HMI is excited to announce three new members who have joined our Board of Directors.
Seth Wilner has been a Holistic Management International Certified Educator since 2005. For 22 years he has worked as an agent educator with University of New Hampshire Cooperative Extension where he specializes in farm business management with an emphasis on whole farm planning.
Seth works across the state and throughout the Northeast Region. He has delivered numerous presentations on Holistic Management throughout the northeast region, including several multi-day workshops for both farmers and agricultural service providers. He received his B.S. from the University of Connecticut in soil science and his M.S. from the University of Wisconsin in Soil Fertility. Seth also served in the Peace Corps working with farmers in Senegal, West Africa from 1993 to 1995.
Seth's areas of interest are in: financial planning, enterprise analysis, cost of production, effective communication, goal setting, whole farm planning, effective adult education, program development, program evaluation, and Beginning Farmer/Rancher Curriculum. Seth feels one of his most used talents in farms is systems analysis. He especially likes to hone in on social and financial systems as they relate to moving towards farm sustainability. Recently, due to demand, Seth has focused a great deal of his efforts on succession planning and farm transfer work.
When asked why he is excited to join the Board, Seth said it has been a dream of his for decades. He is excited to be part of the BOD team and bring his systems thinking and outlook as a resource.
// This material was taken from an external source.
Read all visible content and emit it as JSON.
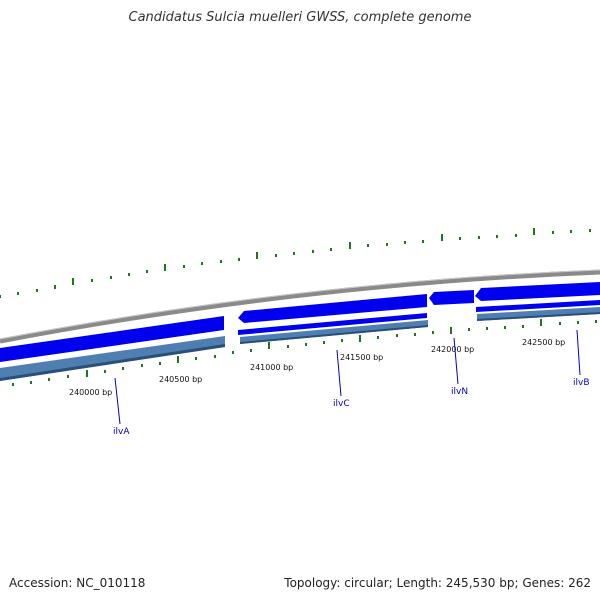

But he says he enjoys the synergy he experiences in serving on Boards and he emphasizes that he sees himself as just another team member working toward a common goal of advancing Holistic Management and HMI.
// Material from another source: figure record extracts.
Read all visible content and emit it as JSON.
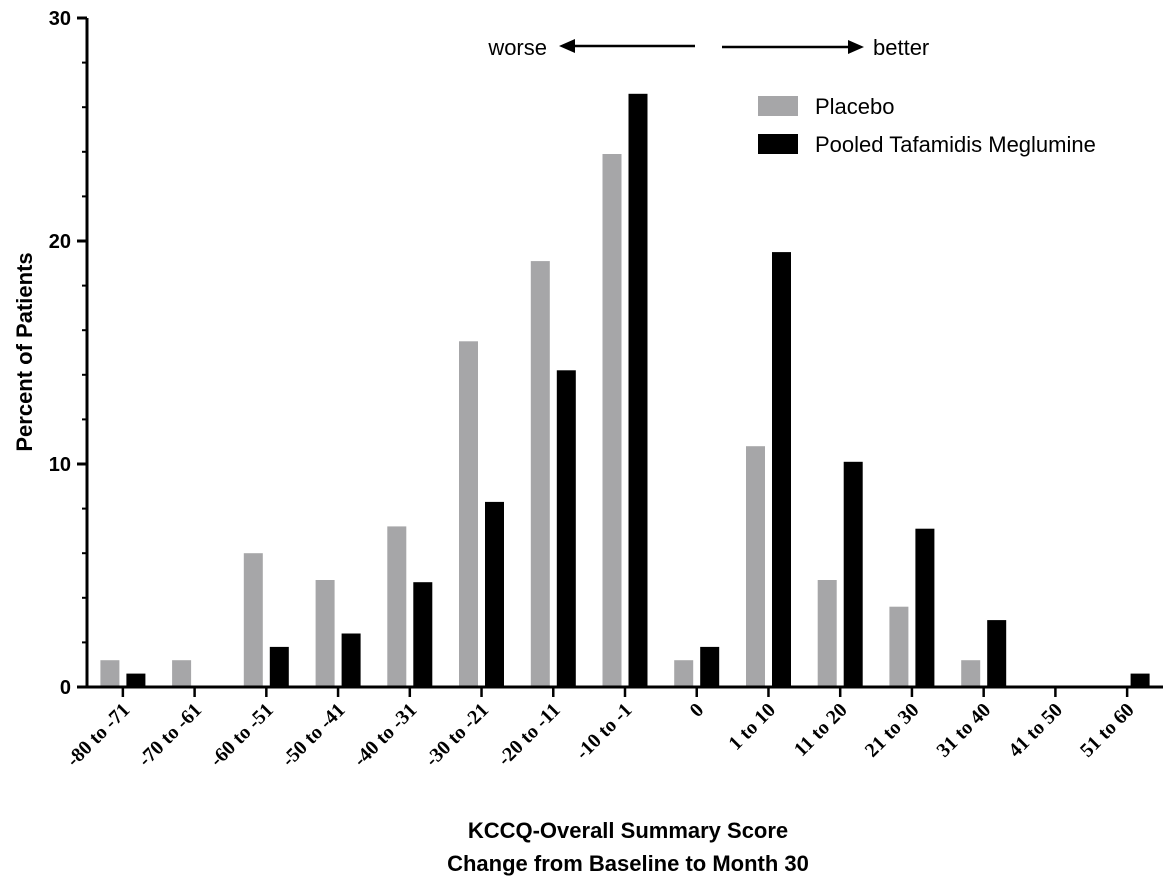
{
  "chart_data": {
    "type": "bar",
    "xlabel_lines": [
      "KCCQ-Overall Summary Score",
      "Change from  Baseline to Month 30"
    ],
    "ylabel": "Percent of Patients",
    "ylim": [
      0,
      30
    ],
    "yticks": [
      "0",
      "10",
      "20",
      "30"
    ],
    "legend_position": "top-right",
    "direction_labels": {
      "left": "worse",
      "right": "better"
    },
    "categories": [
      "-80 to -71",
      "-70 to -61",
      "-60 to -51",
      "-50 to -41",
      "-40 to -31",
      "-30 to -21",
      "-20 to -11",
      "-10 to -1",
      "0",
      "1 to 10",
      "11 to 20",
      "21 to 30",
      "31 to 40",
      "41 to 50",
      "51 to 60"
    ],
    "series": [
      {
        "name": "Placebo",
        "color": "#a6a6a8",
        "values": [
          1.2,
          1.2,
          6.0,
          4.8,
          7.2,
          15.5,
          19.1,
          23.9,
          1.2,
          10.8,
          4.8,
          3.6,
          1.2,
          0,
          0
        ]
      },
      {
        "name": "Pooled Tafamidis Meglumine",
        "color": "#000000",
        "values": [
          0.6,
          0,
          1.8,
          2.4,
          4.7,
          8.3,
          14.2,
          26.6,
          1.8,
          19.5,
          10.1,
          7.1,
          3.0,
          0,
          0.6
        ]
      }
    ]
  }
}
Alejandro Carrillo is a fourth-generation rancher, and he is quite familiar with the challenges of running a profitable cattle ranch in the Chihuahuan desert. Because annual precipitation seldom exceeds nine inches, every drop counts when it comes to growing more grasses. Grazing year-round with only sea salt as an input, he is not willing to waste any water in such a brittle environment.
An on-going drought that ranchers faced on these arid landscapes forced Alejandro to look for better ways of doing things, so in 2005 he took his first Holistic Management class. Since then, he has traveled and learned from ranchers around the world and through trial and error, he has adapted these learning experiences into his ranching environment. Today, Alejandro can carry three times more cattle than neighboring ranches on a per-acre basis, while substantially lowering his inputs. To accomplish this, he has relied on his adaptive grazing observation and management skills, selecting cattle that thrive under his conditions and management, and developing a solid, well-distributed, reliable water system to graze every paddock anytime of the year.
Before getting his boots on the ground full time, Alejandro worked as a software engineer in various countries. He has a Bachelor of Science degree in computer science from Monterrey Tech and a Master of Science degree in technical management from Johns Hopkins University.
Jozua Lambrecht is from South Africa and divides his time between their home in Somerset West and their family farm in Sutherland, one of the coldest places in South Africa, where they farm with sheep. He is married to his wife Therese and they have two daughters.
Jozua has a background in education and is passionate about how people learn and change. He did his first course in Holistic Management in 2002 and completed the Certified Educator Training Program in 2006. He also did a Permaculture Design Course in 2001.
Jozua has been involved for over 20 years in adult education and worked on a variety of sustainable development projects in rural communities in Southern Africa in which the Holistic Management framework was used in various ways to develop appropriate curricula and training courses. He also worked extensively with the Africa Centre for Holistic Management in Zimbabwe adapting the Holistic Management framework for communal farmers and communities in Africa where full-time herding is still the preferred livestock management strategy. He also does facilitation, strategic planning and conflict resolution for farming and ranching families by using the Holistic Management framework.
Jozua is very excited about joining HMI’s board and looks forward to learning from and working with other board members to strengthen HMI.
Welcome, Seth, Alejandro, and Jozua!